In Breve
- Qual è il valore dell'acquisizione di ITV da parte di Sky?
- L'acquisizione può arrivare fino a 1,6 miliardi di sterline, debito incluso.
- Quando è prevista la chiusura dell'operazione?
- La chiusura è attesa nella seconda metà del 2027.
- Quali contenuti saranno inclusi nell'accordo?
- L'accordo include i canali in chiaro di ITV e la piattaforma streaming ITVX.
Sky, la nota emittente controllata da Comcast, ha ufficializzato un accordo per l’acquisto della divisione Media & Entertainment di ITV, un’operazione che potrebbe raggiungere un valore complessivo di 1,6 miliardi di sterline, inclusi i debiti. Questo accordo prevede l’inclusione dei canali in chiaro di ITV e della piattaforma streaming ITVX.
Il prezzo di acquisto è strutturato in modo da prevedere 1,2 miliardi di sterline in contanti al momento della chiusura, oltre al trasferimento a ITV Studios di Love Productions, valutato 200 milioni di sterline. Inoltre, sono previsti ulteriori 200 milioni di sterline legati all’andamento della raccolta pubblicitaria nel 2027.
La chiusura dell’operazione è attesa nella seconda metà del 2027 e sarà soggetta all’approvazione delle autorità di mercato e della concorrenza. Questo passaggio è considerato delicato, poiché l’aggregazione delle due maggiori emittenti commerciali del Regno Unito conferirebbe a Comcast un controllo significativo su un broadcaster capace di raggiungere 21 milioni di famiglie.
Dopo la vendita, ITV rimarrà quotata a Londra, ma assumerà la struttura di ITV Studios, focalizzandosi sulla produzione e distribuzione di contenuti. ITV prevede di ottenere proventi netti per circa 1,05 miliardi di sterline, dopo aver sostenuto costi di transazione e separazione stimati in 185 milioni di sterline. Parte di questi fondi sarà utilizzata per ridurre il debito, mentre circa 950 milioni saranno restituiti agli azionisti, corrispondenti a 25 pence per azione.
Un aspetto cruciale dell’accordo è la stipula di un contratto di fornitura di contenuti a lungo termine tra la futura ITV Studios e la nuova ITV sotto Sky, con una spesa minima garantita di 2,1 miliardi di sterline tra il 2028 e il 2032.
Questa operazione è stata presentata come una risposta al nuovo ordine mondiale dell’audiovisivo, in cui le piattaforme di streaming e i giganti digitali stanno sottraendo pubblico e pubblicità alla televisione generalista. Secondo dati di Ofcom, tra i giovani di età compresa tra 16 e 24 anni, meno di un quarto dei programmi visti in casa proviene dalle emittenti tradizionali, mentre il 90% dei programmi è seguito dagli over 75.

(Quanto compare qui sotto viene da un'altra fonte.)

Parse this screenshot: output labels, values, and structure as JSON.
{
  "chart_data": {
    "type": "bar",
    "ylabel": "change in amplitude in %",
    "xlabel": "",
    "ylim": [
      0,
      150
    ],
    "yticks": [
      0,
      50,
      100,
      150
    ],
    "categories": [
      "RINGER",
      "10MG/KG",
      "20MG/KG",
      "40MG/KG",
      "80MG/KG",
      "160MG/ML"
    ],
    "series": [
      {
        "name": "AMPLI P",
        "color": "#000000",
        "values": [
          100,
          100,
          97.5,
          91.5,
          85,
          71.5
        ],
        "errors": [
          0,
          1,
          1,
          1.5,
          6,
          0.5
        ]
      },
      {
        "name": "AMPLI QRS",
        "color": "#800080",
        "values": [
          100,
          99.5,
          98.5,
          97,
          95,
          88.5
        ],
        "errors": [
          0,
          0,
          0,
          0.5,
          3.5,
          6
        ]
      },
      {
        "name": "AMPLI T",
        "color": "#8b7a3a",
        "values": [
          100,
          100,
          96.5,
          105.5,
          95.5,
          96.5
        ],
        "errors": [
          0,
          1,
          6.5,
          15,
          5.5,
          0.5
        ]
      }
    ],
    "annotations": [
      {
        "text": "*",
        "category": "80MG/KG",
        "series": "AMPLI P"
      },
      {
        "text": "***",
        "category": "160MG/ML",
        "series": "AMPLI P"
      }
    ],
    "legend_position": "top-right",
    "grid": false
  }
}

I dirigenti di Sky e ITV hanno sostenuto che l’aggregazione delle due aziende creerà una massa critica pubblicitaria, tutelerà marchi popolari e garantirà un presidio nel servizio pubblico britannico. Andrew Cosslett, CEO di ITV, ha dichiarato: «Per oltre settant’anni, ITV ha svolto un ruolo importante e prezioso nella vita pubblica del Paese. Questa operazione raggiunge tale obiettivo, unendo la divisione Media e Intrattenimento di ITV a Sky per creare un campione del Regno Unito con le dimensioni e le risorse necessarie per competere al meglio con le piattaforme di streaming globali».
Carolyn McCall, CEO di Sky, ha espresso fiducia nel fatto che Sky sarà un custode solido e responsabile di ITV Media & Entertainment, valorizzandone il patrimonio e investendo nel suo futuro. Dana Strong, un altro dirigente di Sky, ha definito l’intesa «un momento cruciale per i media britannici», sottolineando l’importanza dell’unione tra televisione in chiaro, pay-tv e streaming.
Nel pacchetto di contenuti rientrano titoli consolidati come Coronation Street, Emmerdale, Love Island e I’m a Celebrity… Get Me Out of Here!, oltre a format prodotti da Love Productions come The Great British Bake Off e The Piano.
Comcast sta utilizzando Sky per rafforzare la propria presenza in Europa, trasformando l’asset in un blocco integrato che combina tv gratuita, abbonamenti, piattaforme digitali e capacità produttiva. Questo passaggio riflette la necessità per la televisione tradizionale di adattarsi e cambiare modello per competere nel nuovo scenario digitale.